While this story is not something you encounter everyday, I think it gives a clear example of how we can reframe our fears in every day circumstances. It becomes clear through my story above, that my anxiety was coming from the fact that my body’s fear reaction was not congruent with the actual situation. Once I realized I felt confident in my ability to swim through the waves, the fear for my life response my body was trying to let take over became inflated, it lost power over me and in doing so it left room for me to find incredible enjoyment in the situation at hand. Had I not conquered that fear, in the exact moment it was happening, the tension response in my body would have rendered me useless in navigating the waves and I would have missed out on an exhilarating experience I intend to turn into some kind of hobby!

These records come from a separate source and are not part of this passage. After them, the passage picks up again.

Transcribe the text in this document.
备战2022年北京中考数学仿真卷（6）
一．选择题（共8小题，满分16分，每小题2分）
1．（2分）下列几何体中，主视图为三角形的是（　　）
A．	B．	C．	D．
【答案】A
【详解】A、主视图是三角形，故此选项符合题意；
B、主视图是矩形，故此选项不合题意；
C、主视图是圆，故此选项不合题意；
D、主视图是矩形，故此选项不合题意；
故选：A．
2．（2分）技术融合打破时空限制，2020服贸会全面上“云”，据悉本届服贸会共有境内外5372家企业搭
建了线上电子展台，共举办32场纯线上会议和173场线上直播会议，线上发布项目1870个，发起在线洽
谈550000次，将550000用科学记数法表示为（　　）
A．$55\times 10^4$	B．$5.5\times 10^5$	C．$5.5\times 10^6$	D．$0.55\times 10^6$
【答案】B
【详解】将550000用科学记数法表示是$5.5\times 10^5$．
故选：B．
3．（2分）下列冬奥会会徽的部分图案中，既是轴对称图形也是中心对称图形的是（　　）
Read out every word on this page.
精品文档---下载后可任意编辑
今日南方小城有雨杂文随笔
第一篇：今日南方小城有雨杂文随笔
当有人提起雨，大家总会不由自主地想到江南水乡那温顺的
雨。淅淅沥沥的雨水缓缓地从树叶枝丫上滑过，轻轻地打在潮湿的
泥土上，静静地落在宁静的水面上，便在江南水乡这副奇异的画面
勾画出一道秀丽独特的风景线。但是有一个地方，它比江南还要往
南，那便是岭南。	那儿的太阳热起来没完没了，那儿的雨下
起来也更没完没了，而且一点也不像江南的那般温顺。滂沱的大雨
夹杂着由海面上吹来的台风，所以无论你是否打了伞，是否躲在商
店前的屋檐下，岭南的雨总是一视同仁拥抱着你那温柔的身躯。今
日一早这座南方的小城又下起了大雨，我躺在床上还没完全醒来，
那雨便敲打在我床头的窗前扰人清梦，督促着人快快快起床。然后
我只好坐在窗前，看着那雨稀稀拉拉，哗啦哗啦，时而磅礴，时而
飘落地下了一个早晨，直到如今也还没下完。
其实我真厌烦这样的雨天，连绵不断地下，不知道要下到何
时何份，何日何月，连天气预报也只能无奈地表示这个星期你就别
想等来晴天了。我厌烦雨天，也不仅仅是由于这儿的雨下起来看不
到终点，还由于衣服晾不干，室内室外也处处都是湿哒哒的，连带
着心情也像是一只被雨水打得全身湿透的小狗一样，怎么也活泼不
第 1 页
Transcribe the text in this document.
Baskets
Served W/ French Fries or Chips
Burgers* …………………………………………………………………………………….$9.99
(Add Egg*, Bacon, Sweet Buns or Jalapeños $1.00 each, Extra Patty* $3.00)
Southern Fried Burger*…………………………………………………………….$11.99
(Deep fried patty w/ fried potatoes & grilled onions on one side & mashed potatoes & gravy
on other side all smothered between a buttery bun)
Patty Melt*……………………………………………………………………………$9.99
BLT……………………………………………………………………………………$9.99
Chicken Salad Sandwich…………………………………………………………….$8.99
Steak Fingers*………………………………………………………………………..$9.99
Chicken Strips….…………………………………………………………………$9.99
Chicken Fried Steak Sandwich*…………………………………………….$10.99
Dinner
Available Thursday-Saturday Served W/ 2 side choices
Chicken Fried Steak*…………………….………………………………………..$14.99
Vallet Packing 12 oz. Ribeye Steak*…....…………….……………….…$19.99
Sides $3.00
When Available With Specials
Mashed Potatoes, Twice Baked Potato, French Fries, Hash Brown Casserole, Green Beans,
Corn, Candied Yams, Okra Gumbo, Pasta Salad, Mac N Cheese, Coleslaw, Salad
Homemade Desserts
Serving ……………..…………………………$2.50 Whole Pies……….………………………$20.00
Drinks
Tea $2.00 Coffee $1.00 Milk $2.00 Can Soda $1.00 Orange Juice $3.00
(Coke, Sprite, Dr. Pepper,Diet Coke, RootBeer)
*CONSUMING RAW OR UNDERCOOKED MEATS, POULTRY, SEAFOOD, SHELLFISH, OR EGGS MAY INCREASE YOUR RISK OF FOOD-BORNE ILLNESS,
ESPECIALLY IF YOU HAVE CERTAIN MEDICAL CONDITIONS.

Ryan Holiday, in his book, The Obstacle is the Way, invites us to take a look at all of our fears with this same introspection I demonstrated in the story above. The Obstacle is about following the yellow brick road and conquering your fears. When we practice this daily, it brings presence and focus in the Now, the only moment we actually have any control over. It also prepares us to handle skillfully the more life threatening things that may actually come our way through practice and honing in our own tendencies to judge ourselves or be overly critical in our assessment of our abilities. When we learn to ask ourselves what is the worst that can happen and is that a risk I am willing to take ? What is the best that can happen? Is that a chance I am willing to take? What am I really afraid of in this situation? Do I have any choices here?
When we quickly get caught up in life’s currents, often times we no longer have the choice to not be present. The power of choice is always in the present moment. You can continue pretending (denial) that you are caught in the wave and hope for the best, you can jump right through it and see how you come out on the other side or you can embrace it and ride it and let it take you where it may and enjoy the ride. I chose to ride the wave and the ride was well worth the fear I had to conquer!